Peter got uncomfortable the moment he noticed that Paul had walked in. He saw the expression on his face when he stepped through the door. Peter may not have been a genius, but he had the gift of discernment and what he discerned about what was going through Paul’s head troubled him. He had met Paul, gotten to know Paul, and on many occasions, had that unpleasant experience of being schooled by Paul. It is a paradoxical feeling to ap­preciate the wisdom and learning you received from someone, all while holding a bit of jealousy in knowing that you will never be as brilliant minded as your teacher. It didn’t help that what Paul schooled him on most, was the man that Peter spent three and one half years of his life with, and that Paul never met–except for that one time on the road to Damascus. On top of this, Paul’s complexity of thought and energy simply exhausted him sometimes. How could Paul have all that energy? It was frustrating but, again, Peter knew that this was Paul, and it was OK if Paul had complex ideas and energy, because that meant that Peter didn’t have to. Peter could be Peter, while Paul was being Paul, just as hands and feet don’t have to be the same, all while being part of the same body. Of course, it was Paul who shared this analogy with him. The man could drive him crazy.

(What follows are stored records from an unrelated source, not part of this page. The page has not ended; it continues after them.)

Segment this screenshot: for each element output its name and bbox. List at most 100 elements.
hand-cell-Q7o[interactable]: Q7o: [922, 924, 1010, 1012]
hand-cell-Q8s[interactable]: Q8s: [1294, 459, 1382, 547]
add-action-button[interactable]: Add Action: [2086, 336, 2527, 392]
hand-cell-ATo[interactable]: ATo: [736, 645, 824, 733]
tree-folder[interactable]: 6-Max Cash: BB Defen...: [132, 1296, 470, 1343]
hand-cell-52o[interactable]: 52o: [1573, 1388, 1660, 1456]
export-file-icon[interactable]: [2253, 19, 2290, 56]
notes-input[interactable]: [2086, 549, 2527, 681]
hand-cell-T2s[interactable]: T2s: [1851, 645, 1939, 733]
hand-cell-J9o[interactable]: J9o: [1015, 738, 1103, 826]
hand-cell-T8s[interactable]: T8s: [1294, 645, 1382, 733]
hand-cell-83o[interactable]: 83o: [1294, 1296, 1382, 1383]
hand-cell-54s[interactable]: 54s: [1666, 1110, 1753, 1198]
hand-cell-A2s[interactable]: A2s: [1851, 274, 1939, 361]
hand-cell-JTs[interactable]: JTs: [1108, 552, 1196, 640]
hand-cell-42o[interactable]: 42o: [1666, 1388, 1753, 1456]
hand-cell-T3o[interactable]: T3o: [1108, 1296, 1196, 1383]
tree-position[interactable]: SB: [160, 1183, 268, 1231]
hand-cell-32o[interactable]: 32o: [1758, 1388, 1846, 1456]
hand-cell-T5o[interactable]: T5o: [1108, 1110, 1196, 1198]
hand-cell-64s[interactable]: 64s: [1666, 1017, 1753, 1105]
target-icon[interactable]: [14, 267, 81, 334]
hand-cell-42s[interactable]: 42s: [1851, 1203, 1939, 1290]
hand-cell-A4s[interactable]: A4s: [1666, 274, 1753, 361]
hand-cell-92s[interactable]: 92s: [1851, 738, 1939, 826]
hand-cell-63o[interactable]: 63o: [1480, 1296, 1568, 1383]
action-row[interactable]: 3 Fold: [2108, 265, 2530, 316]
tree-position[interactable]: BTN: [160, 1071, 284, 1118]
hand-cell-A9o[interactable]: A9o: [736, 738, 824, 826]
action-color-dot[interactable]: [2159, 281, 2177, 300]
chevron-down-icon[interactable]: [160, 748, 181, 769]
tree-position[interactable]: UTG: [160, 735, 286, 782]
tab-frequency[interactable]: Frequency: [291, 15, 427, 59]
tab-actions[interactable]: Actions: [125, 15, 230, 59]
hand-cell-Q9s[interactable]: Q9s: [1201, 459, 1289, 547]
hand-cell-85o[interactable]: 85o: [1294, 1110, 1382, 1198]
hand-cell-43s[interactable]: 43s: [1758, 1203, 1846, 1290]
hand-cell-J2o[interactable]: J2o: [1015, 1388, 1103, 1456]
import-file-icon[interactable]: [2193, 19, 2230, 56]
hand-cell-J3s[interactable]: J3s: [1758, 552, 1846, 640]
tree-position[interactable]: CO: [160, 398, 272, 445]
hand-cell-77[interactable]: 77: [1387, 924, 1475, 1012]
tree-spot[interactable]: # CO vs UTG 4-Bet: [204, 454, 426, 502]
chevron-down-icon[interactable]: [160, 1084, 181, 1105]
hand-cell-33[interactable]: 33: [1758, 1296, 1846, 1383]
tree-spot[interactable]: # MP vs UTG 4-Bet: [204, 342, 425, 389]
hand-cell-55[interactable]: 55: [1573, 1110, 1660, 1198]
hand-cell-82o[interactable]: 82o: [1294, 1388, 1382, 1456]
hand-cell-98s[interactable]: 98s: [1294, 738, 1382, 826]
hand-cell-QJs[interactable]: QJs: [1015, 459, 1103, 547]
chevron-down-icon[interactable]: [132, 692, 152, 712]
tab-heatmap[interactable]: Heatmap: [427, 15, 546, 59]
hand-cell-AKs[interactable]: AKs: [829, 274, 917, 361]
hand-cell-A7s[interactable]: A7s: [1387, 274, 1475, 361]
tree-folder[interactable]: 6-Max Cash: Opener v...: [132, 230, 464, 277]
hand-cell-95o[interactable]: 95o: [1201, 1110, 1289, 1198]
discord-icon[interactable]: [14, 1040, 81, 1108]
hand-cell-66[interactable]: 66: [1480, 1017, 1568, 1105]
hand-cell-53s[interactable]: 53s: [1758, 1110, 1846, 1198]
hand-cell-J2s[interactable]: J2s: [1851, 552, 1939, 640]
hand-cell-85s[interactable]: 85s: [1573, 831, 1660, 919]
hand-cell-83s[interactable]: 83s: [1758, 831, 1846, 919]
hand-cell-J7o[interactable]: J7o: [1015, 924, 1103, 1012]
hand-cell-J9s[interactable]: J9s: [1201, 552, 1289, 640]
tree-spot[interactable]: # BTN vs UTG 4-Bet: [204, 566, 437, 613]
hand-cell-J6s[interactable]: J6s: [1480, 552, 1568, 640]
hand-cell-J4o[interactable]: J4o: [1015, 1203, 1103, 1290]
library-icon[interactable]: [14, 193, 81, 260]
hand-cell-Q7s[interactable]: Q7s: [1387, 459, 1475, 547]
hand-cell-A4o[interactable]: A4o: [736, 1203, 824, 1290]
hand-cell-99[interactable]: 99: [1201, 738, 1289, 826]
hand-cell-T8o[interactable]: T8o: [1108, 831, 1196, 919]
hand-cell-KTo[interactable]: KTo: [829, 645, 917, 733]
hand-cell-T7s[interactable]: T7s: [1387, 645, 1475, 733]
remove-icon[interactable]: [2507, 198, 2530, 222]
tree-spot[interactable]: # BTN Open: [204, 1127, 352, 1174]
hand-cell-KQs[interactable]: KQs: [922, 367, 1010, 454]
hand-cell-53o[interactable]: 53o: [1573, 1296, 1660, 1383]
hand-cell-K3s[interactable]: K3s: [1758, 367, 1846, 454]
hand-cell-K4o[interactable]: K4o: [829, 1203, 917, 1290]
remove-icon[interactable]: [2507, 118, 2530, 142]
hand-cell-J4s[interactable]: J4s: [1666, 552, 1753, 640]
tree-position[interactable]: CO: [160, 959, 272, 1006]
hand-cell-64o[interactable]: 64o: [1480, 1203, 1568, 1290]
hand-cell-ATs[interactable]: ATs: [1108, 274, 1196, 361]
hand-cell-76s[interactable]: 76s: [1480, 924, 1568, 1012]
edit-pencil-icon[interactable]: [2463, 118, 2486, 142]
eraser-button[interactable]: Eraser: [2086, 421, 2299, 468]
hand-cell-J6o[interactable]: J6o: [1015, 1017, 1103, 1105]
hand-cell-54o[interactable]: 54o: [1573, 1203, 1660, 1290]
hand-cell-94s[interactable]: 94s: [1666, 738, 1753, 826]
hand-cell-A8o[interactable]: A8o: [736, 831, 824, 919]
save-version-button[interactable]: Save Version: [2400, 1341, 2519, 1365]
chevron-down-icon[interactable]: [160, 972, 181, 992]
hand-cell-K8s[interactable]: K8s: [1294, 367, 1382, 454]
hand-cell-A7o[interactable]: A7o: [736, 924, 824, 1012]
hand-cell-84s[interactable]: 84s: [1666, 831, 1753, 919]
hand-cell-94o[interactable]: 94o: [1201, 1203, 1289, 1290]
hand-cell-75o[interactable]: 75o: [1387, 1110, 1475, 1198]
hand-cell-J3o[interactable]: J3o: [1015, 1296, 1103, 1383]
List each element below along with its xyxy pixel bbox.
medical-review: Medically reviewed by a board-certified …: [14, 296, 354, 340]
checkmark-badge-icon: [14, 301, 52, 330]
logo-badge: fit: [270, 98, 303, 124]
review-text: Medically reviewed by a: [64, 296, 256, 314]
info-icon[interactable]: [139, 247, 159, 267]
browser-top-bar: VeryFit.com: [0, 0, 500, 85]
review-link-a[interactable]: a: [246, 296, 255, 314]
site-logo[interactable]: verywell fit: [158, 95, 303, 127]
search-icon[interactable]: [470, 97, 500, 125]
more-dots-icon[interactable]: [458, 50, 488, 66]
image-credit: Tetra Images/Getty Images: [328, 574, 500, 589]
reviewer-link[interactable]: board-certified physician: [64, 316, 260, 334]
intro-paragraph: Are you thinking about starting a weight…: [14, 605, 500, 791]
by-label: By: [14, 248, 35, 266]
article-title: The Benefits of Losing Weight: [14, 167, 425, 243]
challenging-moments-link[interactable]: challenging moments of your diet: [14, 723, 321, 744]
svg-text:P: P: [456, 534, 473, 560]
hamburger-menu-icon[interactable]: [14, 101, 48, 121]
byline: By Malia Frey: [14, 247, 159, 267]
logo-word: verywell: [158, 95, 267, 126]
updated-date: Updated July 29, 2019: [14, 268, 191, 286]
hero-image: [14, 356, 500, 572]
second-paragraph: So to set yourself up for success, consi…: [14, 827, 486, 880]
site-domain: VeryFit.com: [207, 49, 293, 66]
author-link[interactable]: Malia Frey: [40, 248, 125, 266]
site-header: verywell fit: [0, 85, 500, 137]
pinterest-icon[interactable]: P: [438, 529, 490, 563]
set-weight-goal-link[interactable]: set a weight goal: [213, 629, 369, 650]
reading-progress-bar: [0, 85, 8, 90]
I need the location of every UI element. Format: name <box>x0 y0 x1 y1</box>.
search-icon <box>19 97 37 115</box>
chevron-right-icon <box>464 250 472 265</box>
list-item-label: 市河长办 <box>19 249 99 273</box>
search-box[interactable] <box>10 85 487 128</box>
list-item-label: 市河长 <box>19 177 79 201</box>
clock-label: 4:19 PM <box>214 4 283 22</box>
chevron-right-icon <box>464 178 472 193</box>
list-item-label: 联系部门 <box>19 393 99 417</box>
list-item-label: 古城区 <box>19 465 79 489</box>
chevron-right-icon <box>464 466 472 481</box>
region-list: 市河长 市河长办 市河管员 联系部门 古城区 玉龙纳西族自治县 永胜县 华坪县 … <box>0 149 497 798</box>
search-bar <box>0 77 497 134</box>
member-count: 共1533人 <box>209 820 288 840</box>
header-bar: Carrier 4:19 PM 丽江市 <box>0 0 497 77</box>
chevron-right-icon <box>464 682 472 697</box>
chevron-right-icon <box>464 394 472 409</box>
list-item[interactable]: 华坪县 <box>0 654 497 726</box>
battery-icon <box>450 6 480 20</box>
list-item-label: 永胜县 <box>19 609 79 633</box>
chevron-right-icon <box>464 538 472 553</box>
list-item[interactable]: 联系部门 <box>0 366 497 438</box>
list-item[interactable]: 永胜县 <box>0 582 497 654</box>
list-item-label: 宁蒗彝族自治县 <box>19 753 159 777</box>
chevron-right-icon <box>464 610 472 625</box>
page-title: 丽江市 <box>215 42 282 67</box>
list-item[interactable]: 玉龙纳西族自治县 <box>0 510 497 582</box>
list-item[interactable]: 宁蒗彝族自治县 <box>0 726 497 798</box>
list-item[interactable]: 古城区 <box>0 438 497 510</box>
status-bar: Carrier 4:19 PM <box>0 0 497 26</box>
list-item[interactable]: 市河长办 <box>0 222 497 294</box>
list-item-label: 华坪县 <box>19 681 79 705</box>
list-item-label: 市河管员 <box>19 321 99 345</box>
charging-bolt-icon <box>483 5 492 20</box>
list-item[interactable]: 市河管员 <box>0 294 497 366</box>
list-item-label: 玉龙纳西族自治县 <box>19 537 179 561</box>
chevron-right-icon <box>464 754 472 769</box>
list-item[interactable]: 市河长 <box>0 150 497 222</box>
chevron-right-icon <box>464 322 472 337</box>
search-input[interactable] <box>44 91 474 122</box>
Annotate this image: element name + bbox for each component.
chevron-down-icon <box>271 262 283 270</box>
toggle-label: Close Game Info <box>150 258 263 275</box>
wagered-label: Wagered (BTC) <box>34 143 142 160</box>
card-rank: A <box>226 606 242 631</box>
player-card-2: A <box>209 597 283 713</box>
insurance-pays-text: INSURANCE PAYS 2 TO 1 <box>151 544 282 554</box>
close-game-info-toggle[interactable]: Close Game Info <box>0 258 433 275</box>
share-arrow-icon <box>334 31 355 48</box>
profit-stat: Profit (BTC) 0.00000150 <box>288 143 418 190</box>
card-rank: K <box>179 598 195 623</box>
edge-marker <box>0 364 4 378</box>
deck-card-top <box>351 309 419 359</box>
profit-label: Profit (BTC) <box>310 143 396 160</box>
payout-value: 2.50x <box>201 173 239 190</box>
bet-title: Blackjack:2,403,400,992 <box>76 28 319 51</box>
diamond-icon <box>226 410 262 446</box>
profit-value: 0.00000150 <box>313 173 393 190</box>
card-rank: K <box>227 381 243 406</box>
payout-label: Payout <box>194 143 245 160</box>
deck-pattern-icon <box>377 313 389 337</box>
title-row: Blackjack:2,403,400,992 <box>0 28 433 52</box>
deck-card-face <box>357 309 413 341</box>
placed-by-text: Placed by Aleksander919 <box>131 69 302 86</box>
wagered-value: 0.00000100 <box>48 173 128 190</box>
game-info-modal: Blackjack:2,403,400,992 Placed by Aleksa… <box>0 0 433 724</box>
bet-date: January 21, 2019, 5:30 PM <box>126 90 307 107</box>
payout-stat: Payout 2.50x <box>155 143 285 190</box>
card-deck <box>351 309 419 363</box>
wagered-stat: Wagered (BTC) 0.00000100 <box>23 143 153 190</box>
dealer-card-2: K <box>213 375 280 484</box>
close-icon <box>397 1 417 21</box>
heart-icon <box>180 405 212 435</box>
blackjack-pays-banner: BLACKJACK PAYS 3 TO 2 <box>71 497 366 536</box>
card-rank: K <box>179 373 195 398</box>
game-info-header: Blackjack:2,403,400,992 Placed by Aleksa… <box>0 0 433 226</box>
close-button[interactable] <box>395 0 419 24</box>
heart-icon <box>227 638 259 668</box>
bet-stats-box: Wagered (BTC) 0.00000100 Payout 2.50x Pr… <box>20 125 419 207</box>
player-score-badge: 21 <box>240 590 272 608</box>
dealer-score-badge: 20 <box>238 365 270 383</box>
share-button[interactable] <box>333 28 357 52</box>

He had an idea of what was on Paul’s mind, and in the back of his head, he knew that Paul would be right again when the discussions started. Paul was always right.

But darn it, this was his hometown, these were his friends, and these were the disciples of Christ who ate with him, slept with him, and watched him die.

Paul would not be telling them how to live. Not this time.

As he finished convincing himself of this in his mind, there was Paul in the room again, standing at the door.

“Peter,” Paul cried out, across the room. And again, “Peter!”

As Peter looked up, the shouting continued, “Peter! What is this in my hand?”

The room was dark, and Paul was partially silhou­etted by the noontime light streaming in from the door behind him. It was hard to see what Paul was holding, and so Peter had to lean forward to make it out.

“What is in my hand Peter?”

“It looks like a threshing fork, Paul.”

“What is in my hand?” Paul repeated.

“A fork”, Peter replied, for the second time.

“What is it?”

“A fork …”

“What is it?”

“A fork!” Peter cried out in exasperation, to which Paul quickly continued “And what shall we have for lunch today?”

“A fork”, Peter replied, then stammered, “No, I mean Pork …”, and before he could stammer a second time, Paul cried out triumphantly, “Good! It’s settled then.”

And so in that moment, our faith was freed from its heritage. No longer intertwined with the ancient Hebrew laws and traditions, it was free to take root in Rome, Spain, India, … free to go forth to the ends of the earth.

During the meal that followed, James pulled Luke aside, telling him that if he writes a word of this discussion down, that he will no longer be a friend of his. “I love you brother,” replied Luke. For while our faith can be shared through tradition, it need be intertwined with nothing more than love.


The consensus wrought in the council of Jerusalem brought unity to the early church in their understanding of Jesus’ declaration that he came to fulfill the Law and, almost as significantly, wrought unity in their understanding of how to exercise this newfound freedom. The early disciples understood that traditions and teachings ingrained for a lifetime are not so easily washed away and, because of this, the final proclamation drafted by disciples urged sensitivity, as did Paul’s letter to the churches in Rome that struggled with the cultural differences among the Jewish and Gentile followers.

Given how much culture and tradition is woven into the fabric of the expression of faith of every believer, the wisdom espoused by these early believers continues to hold merit, even today.